Implications: From Bank Stocks to Bond Yields
Bullish for Bank Stocks: Capital relief improves ROE and reduces constraints on trading desks, particularly for GSIBs like JPMorgan and Citigroup.
Supportive of Treasury Demand: If banks no longer need to “ration” their balance sheets, they can more easily step in to absorb increased issuance, anchoring longer-term rates.
Signals Coordinated Policy Shift: This could be a quiet step toward financial repression 2.0 where regulation and yield curve management work hand in hand to keep borrowing costs low despite rising deficits.
The Treasury is expected to issue a large amount of debt in the months ahead. This may be needed to fund a wide range of priorities such as new tariffs, infrastructure projects, or efforts to move supply chains out of strategic rival countries. However, foreign buyers alone are unlikely to absorb all this new supply.
At the same time, the Fed is continuing to reduce its holdings of Treasuries through quantitative tightening. This means it is no longer buying government bonds and is instead allowing them to roll off its balance sheet. As a result, liquidity is leaving the system. With both rising debt issuance and falling central bank support, the responsibility of absorbing new Treasuries is increasingly falling on US banks.
But banks face limits. Because of the SLR rule, they must hold capital against all assets, including safe ones like Treasuries. This makes it harder for them to buy more bonds without bumping up against capital requirements. Unless that rule is relaxed, banks cannot act as a reliable buyer of last resort.

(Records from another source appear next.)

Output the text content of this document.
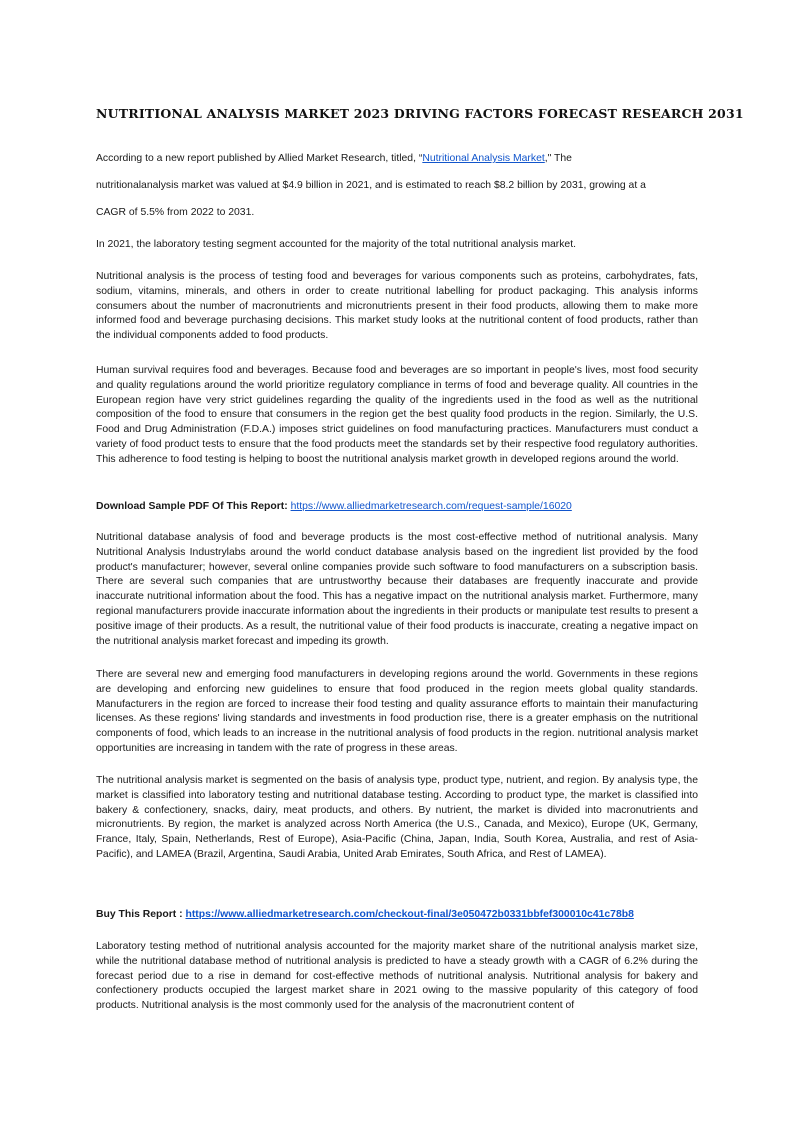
NUTRITIONAL ANALYSIS MARKET 2023 DRIVING FACTORS FORECAST RESEARCH 2031
According to a new report published by Allied Market Research, titled, “Nutritional Analysis Market," The
nutritionalanalysis market was valued at $4.9 billion in 2021, and is estimated to reach $8.2 billion by 2031, growing at a
CAGR of 5.5% from 2022 to 2031.
In 2021, the laboratory testing segment accounted for the majority of the total nutritional analysis market.
Nutritional analysis is the process of testing food and beverages for various components such as proteins, carbohydrates, fats, sodium, vitamins, minerals, and others in order to create nutritional labelling for product packaging. This analysis informs consumers about the number of macronutrients and micronutrients present in their food products, allowing them to make more informed food and beverage purchasing decisions. This market study looks at the nutritional content of food products, rather than the individual components added to food products.
Human survival requires food and beverages. Because food and beverages are so important in people's lives, most food security and quality regulations around the world prioritize regulatory compliance in terms of food and beverage quality. All countries in the European region have very strict guidelines regarding the quality of the ingredients used in the food as well as the nutritional composition of the food to ensure that consumers in the region get the best quality food products in the region. Similarly, the U.S. Food and Drug Administration (F.D.A.) imposes strict guidelines on food manufacturing practices. Manufacturers must conduct a variety of food product tests to ensure that the food products meet the standards set by their respective food regulatory authorities. This adherence to food testing is helping to boost the nutritional analysis market growth in developed regions around the world.
Download Sample PDF Of This Report: https://www.alliedmarketresearch.com/request-sample/16020
Nutritional database analysis of food and beverage products is the most cost-effective method of nutritional analysis. Many Nutritional Analysis Industrylabs around the world conduct database analysis based on the ingredient list provided by the food product's manufacturer; however, several online companies provide such software to food manufacturers on a subscription basis. There are several such companies that are untrustworthy because their databases are frequently inaccurate and provide inaccurate nutritional information about the food. This has a negative impact on the nutritional analysis market. Furthermore, many regional manufacturers provide inaccurate information about the ingredients in their products or manipulate test results to present a positive image of their products. As a result, the nutritional value of their food products is inaccurate, creating a negative impact on the nutritional analysis market forecast and impeding its growth.
There are several new and emerging food manufacturers in developing regions around the world. Governments in these regions are developing and enforcing new guidelines to ensure that food produced in the region meets global quality standards. Manufacturers in the region are forced to increase their food testing and quality assurance efforts to maintain their manufacturing licenses. As these regions' living standards and investments in food production rise, there is a greater emphasis on the nutritional components of food, which leads to an increase in the nutritional analysis of food products in the region. nutritional analysis market opportunities are increasing in tandem with the rate of progress in these areas.
The nutritional analysis market is segmented on the basis of analysis type, product type, nutrient, and region. By analysis type, the market is classified into laboratory testing and nutritional database testing. According to product type, the market is classified into bakery & confectionery, snacks, dairy, meat products, and others. By nutrient, the market is divided into macronutrients and micronutrients. By region, the market is analyzed across North America (the U.S., Canada, and Mexico), Europe (UK, Germany, France, Italy, Spain, Netherlands, Rest of Europe), Asia-Pacific (China, Japan, India, South Korea, Australia, and rest of Asia-Pacific), and LAMEA (Brazil, Argentina, Saudi Arabia, United Arab Emirates, South Africa, and Rest of LAMEA).
Buy This Report : https://www.alliedmarketresearch.com/checkout-final/3e050472b0331bbfef300010c41c78b8
Laboratory testing method of nutritional analysis accounted for the majority market share of the nutritional analysis market size, while the nutritional database method of nutritional analysis is predicted to have a steady growth with a CAGR of 6.2% during the forecast period due to a rise in demand for cost-effective methods of nutritional analysis. Nutritional analysis for bakery and confectionery products occupied the largest market share in 2021 owing to the massive popularity of this category of food products. Nutritional analysis is the most commonly used for the analysis of the macronutrient content of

That is why the recent $70bil surge in bank purchases of Treasuries is so important. It may not be just a technical trade. It looks like banks are positioning in advance of an expected regulatory change. They are preparing for a scenario where capital rules are eased, allowing them to hold more government debt. If the government adjusts the rules, markets will respond quickly. Capital will flow more freely, long-term interest rates may fall, and the financial system will be better equipped to handle a wave of new debt.